My whole first year or two of CD Baby, I was making between $300-$2000 per month of profit. My cost of living was cheap, so that was enough for me.
Only after four years was it earning $30,000 a month.
FORGET THE UNICORNS. Don't look to Facebook or Tesla as role models.
Look to AMY HOY at STACKING THE BRICKS.
Read SETH GODIN's thoughts on the MINIMUM VIABLE AUDIENCE.
Read “$100 Startup” by Chris Guillebeau
AIM LOW, because it keeps you focused on SERVING INDIVIDUALS, and staying profitable without investors.
Your goals and corporate values for CD Baby appear to be completely different from most entrepreneurs today (dreaming of VC funding and a lucrative exit.) How is that a better way?
We're affected by our SURROUNDING CULTURE.

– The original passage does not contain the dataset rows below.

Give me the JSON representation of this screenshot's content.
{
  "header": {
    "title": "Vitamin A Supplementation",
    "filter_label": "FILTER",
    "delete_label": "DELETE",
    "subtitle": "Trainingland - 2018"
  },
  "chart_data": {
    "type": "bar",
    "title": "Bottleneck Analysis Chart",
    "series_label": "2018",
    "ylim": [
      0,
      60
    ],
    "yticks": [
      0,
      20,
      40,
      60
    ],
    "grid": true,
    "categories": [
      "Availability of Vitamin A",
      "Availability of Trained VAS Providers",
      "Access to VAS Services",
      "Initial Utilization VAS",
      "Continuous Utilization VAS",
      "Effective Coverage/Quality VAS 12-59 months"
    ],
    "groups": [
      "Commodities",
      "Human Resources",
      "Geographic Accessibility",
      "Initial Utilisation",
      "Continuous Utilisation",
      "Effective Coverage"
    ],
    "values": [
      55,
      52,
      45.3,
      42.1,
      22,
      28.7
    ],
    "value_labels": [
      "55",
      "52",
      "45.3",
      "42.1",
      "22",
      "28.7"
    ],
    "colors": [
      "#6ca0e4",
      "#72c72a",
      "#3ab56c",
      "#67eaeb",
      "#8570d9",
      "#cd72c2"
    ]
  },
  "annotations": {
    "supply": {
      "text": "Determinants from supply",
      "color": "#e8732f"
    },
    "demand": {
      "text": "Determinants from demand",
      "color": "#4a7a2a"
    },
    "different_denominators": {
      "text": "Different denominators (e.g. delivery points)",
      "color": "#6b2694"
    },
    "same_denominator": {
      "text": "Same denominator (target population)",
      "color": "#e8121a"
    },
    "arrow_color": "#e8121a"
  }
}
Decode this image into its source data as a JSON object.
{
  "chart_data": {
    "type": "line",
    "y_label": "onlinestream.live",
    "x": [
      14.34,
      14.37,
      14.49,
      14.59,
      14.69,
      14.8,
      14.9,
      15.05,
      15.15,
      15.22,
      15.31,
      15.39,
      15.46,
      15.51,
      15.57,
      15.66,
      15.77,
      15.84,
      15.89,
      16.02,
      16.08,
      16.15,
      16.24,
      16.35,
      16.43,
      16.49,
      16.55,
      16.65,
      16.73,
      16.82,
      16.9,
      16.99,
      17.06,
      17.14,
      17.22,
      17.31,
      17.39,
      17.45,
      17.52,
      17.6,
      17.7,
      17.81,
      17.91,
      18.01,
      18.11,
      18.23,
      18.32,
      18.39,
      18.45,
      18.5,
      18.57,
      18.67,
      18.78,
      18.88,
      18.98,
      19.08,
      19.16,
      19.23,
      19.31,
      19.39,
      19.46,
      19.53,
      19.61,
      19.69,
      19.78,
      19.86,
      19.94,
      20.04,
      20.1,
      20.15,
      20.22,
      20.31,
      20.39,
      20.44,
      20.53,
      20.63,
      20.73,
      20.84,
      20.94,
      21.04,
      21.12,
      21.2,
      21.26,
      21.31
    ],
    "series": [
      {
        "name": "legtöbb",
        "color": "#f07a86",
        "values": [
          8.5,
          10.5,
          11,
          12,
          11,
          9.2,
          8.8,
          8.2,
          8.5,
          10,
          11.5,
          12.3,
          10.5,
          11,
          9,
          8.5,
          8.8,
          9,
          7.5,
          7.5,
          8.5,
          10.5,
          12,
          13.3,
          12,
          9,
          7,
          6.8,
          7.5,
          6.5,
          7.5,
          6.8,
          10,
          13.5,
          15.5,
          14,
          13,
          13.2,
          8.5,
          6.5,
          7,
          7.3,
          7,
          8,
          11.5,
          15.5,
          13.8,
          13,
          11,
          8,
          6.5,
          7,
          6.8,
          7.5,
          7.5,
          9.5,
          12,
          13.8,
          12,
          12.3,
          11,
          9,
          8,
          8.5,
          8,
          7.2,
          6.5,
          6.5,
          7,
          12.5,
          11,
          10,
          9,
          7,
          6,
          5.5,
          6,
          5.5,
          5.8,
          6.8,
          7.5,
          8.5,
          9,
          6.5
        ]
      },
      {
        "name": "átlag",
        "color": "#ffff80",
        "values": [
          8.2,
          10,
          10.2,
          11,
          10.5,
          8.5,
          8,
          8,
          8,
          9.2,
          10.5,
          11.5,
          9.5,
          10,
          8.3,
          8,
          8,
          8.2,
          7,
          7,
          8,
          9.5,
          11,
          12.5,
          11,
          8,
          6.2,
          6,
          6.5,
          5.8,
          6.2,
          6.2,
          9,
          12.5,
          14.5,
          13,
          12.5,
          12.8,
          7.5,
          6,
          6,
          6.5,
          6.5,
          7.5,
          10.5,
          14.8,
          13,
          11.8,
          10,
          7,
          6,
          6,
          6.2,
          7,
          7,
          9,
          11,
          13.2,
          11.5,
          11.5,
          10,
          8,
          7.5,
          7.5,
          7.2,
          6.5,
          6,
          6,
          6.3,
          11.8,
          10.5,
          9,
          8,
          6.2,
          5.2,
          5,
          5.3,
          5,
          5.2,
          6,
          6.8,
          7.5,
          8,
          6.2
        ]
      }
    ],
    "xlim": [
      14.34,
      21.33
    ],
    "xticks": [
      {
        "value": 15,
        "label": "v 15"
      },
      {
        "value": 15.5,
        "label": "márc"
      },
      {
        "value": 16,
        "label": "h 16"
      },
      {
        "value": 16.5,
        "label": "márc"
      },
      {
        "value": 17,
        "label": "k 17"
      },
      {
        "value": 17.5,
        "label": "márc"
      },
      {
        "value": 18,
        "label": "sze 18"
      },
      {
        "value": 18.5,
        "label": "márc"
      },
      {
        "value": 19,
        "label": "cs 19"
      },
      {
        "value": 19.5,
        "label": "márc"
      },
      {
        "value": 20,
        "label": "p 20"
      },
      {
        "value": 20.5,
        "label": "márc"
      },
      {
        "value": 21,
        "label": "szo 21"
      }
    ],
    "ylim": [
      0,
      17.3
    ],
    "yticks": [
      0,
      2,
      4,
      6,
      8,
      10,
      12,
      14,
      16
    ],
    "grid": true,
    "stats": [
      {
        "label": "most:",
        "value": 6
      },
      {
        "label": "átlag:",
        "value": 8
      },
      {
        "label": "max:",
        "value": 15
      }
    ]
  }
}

A big reason VIENNA of 1780-1820 spawned MOZART and BEETHOVEN is because there was a CULTURE of MUSIC APPRECIATION in Vienna then. The audience PUSHED them to greatness. Great compositions were CELEBRATED.
SILICON VALLEY for the last 25 years has a CULTURE that CELEBRATES what you describe - the VC funding and a BIG EXIT. This is GLORIFIED in those circles. It's hard NOT to be affected by it, if you live there.
But I was a MUSICIAN in hippie-artsy WOODSTOCK NEW YORK, with NO desire to be an entrepreneur, NO desire to run a BUSINESS. Yuk! I was trying to be a great musician.
So the DNA was different, from birth.
I didn't see CD Baby as a BUSINESS.
It was a FAVOR I was doing for my fellow musicians.
I only charged money to keep it sustainable so I could keep doing it.
Did you really not want the money from the sale of the company?
I knew I would never spend it.
And even HAVING it can make people do dumb things.
I had a rich friend who decided to buy a huge house in central London because it was “ONLY $10 MILLION”.
I decided I never wanted to be someone who would ever say, “It was only $10 million.”
So I wanted to make sure that $22 million never came to me. It was never mine.
It distorts your perspective.
How did you have the foresight to create the charitable trust?
My lawyer at the time told me about the Charitable Remainder Unitrust, and explained how it worked.
Let’s talk about how it works and fits your philosophy and lifestyle.
I didn't want the $22 million. I wanted it to go to charity.
But I didn't want to have to get a job at Burger King while I'm alive.
So I just wanted an annual salary of like 1% of it to pay my living expenses while I'm alive.
When I die, it all goes to charity.
Let’s talk about the “deeper happiness” of knowing your life will benefit a ton of people.
I can't think of anything non-obvious to say about it.
What do you want your legacy to be?
I don't care.
I don't want anyone to think of me after I'm gone.
But I think of sivers.org as my legacy.
I try to share everything important there, if anyone cares.